Background: Differentiation syndrome (DS) is the main life-threatening adverse event that occurs in acute promyelocytic leukemia (APL) patients treated with all-trans retinoic acid (ATRA). Cytokine imbalances have been reported to play role during the developing of acute promyelocytic leukemia differentiation syndrome (APL-DS). However, the relationship between the plasma cytokine levels and their prognostic value for the prediction of DS developing in patients with APL during the treatment with ATRA and anthracyclines has not been previously reported. Methods: In this study, we followed an APL cohort (n=17) over seven days of ATRA therapy in DS (n=6) and non-DS groups (n=11). Interleukin (IL)-1β, IL-6, IL-8, IL-10, IL-12p70 and TNF-α were measured in the peripheral blood plasma from 17 patients with APL and 11 healthy adult controls by using the cytometric bead array method. Results: In non-DS patients, IL-8 plasma levels were significantly reduced in the seventh day of ATRA treatment (34.16; 6.99 to 147.11 pg mL-1 in D0 vs. 10.9; 0 to 26.81 pg mL-1 in D7; p = 0.02) whereas their levels did not discriminate between DS and non-DS development during the entire induction period (all p > 0.05 in D0, D3, and D7).
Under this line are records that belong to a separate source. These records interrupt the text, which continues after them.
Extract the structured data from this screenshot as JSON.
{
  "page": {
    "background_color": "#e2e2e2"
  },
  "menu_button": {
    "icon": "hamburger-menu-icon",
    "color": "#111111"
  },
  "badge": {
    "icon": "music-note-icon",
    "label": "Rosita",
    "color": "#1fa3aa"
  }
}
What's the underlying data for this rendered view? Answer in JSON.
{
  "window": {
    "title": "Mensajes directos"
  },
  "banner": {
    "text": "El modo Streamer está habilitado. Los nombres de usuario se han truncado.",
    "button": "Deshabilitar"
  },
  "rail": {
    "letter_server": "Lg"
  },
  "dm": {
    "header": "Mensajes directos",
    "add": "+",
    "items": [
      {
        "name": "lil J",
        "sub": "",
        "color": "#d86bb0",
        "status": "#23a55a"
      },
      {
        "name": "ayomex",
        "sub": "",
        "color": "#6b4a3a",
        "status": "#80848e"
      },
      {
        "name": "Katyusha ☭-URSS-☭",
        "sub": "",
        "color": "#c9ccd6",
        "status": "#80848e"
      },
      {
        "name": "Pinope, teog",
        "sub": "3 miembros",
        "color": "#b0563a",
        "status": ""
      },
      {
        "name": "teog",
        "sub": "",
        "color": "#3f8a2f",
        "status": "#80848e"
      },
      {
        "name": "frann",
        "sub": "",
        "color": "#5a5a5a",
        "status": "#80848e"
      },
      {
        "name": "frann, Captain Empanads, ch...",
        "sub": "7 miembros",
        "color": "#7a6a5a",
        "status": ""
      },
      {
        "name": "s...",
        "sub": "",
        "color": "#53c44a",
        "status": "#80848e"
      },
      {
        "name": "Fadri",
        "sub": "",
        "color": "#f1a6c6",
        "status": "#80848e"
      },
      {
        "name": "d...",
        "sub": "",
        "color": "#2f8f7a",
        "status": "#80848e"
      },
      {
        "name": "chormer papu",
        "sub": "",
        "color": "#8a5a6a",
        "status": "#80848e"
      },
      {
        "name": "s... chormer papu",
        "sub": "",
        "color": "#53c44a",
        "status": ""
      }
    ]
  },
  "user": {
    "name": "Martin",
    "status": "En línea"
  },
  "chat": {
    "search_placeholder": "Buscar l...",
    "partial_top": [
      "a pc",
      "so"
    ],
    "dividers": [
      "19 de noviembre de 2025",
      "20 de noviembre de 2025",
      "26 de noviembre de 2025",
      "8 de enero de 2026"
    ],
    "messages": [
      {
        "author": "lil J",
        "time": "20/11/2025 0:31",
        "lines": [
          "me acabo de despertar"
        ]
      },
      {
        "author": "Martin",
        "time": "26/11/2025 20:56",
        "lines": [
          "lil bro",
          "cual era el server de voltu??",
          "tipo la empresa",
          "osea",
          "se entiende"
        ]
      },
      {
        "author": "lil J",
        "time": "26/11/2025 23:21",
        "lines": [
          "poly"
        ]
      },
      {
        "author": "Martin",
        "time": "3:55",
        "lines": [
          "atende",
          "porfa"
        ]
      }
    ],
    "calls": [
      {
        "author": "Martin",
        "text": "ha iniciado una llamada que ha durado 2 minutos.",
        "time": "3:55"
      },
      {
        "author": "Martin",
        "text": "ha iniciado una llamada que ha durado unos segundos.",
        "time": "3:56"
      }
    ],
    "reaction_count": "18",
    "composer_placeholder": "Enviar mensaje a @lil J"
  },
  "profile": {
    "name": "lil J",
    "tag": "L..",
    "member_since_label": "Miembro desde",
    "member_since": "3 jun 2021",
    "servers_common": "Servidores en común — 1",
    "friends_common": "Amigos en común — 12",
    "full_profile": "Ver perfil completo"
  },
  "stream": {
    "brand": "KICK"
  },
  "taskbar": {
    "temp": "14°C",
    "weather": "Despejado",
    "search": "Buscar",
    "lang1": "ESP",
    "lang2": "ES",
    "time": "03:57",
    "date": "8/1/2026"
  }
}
No significant differences were found in IL-6 levels between groups (p > 0.05 in D0-D7). Other cytokines tested were all undetectable in patients with APL or healthy controls. Conclusions: We demonstrated that the modulation of IL-8 following ATRA treatment may occur regardless of the development of DS and, therefore, does not appear to be a predictive biomarker to monitor the APL-DS.